Released: 22 March 1965

Personnel

John Lennon: vocals, electric guitar, acoustic guitar, harmonica
Paul McCartney: vocals, bass guitar
George Harrison: vocals, electric guitar, acoustic guitar
Ringo Starr: vocals, drums, tambourine, maracas, percussion
George Martin: celesta
Andy White: drums, percussion

Tracklisting

‘Love Me Do’
‘Twist And Shout’
‘Anna (Go To Him)’
‘Chains’
‘Boys’
‘Ask Me Why’
‘Please Please Me’
‘PS I Love You’
‘Baby It’s You’
‘A Taste Of Honey’
‘Do You Want To Know A Secret’

The Early Beatles was the sixth Beatles album released by Capitol Records in the USA. It contained eleven songs originally released on the band’s UK debut Please Please Me.

Capitol had released a total of five Beatles albums in 1964, to cope with huge public demand: Meet The Beatles!, The Beatles’ Second Album, Something New, the documentary album The Beatles’ Story, and Beatles ’65. There was also the United Artists soundtrack album A Hard Day’s Night.

The Beatles’ first US album had been Introducing The Beatles, released by the smaller Vee-Jay label in January 1964. Vee-Jay had secured the rights to many of The Beatles’ earliest recordings after Capitol declined to release them in 1963.

Introducing The Beatles had an almost identical running order to Please Please Me – initial copies did not include ‘Please Please Me’ and ‘Ask Me Why’, although those songs were added in place of ‘Love Me Do’ and ‘PS I Love You’ from February 1964.

The Early Beatles, meanwhile, omitted three songs from Please Please Me: ‘I Saw Her Standing There’, ‘Misery’, and ‘There’s A Place’. ‘I Saw Her Standing There’ had already appeared on Meet The Beatles!, but the other two songs never appeared on Capitol albums in the US.

The release

Vee-Jay’s licence to release Beatles music expired on 15 October 1964, and The Early Beatles came out on 22 March 1965. The cover photograph was taken by Robert Freeman in London’s Hyde Park, and originally appeared on the back cover of the UK album Beatles For Sale.

Capitol issued The Early Beatles in mono and stereo, although the mono version was a fold-down of the stereo mixes rather than using EMI’s mono mixes. However, since no stereo masters of ‘Love Me Do’ and ‘PS I Love You’ existed, the label used duophonic ‘fake’ stereo mixes for those songs on the stereo album.

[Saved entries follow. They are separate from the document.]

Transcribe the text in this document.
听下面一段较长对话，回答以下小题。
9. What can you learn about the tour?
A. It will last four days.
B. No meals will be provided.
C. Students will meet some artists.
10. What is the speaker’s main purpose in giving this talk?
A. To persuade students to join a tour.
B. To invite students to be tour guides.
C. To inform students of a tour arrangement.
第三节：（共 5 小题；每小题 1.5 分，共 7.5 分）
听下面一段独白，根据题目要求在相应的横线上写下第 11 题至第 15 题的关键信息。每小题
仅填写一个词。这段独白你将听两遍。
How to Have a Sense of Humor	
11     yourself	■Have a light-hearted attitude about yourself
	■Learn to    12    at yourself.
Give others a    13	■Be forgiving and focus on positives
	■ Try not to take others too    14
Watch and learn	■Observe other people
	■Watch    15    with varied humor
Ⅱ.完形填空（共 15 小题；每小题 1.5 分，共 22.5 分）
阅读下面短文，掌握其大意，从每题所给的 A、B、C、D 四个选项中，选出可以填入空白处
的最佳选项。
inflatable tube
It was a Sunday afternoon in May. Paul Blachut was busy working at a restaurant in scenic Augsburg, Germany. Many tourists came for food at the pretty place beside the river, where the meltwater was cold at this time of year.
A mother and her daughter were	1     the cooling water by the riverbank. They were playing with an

Vee-Jay had previously issued a total of four albums, four singles, and an EP out of the sixteen Beatles tracks it had rights to release. Despite the ready availability of these releases, The Early Beatles sold respectably, although it went no higher than number 43 on the Billboard Top LPs chart. It was certified gold by the RIAA on 8 January 1974, and platinum on 10 January 1997.

The Early Beatles was first released on compact disc in the 2006 box set The Capitol Albums, Volume 2, which contained both stereo and mono fold-down mixes on one disc.

The album was issued on CD again in 2014, individually and as part of the box set The US Albums. Although that edition presented all the songs in stereo and true mono, it was not an authentic reproduction of the original release, and used instead the remasters from the UK albums.

Sleeve notes

Early birds all over the United States – millions of them – got the bug for the Beatles in the first weeks of 1964. The eleven great songs in this album were among those that launched the Beatles. They appeared then on another record label. They appear now for the first time on Capitol – added, with pride and pleasure, to the fine Capitol treasury of Beatles recordings which, together, constitute an unprecedented phenomenon of entertainment history.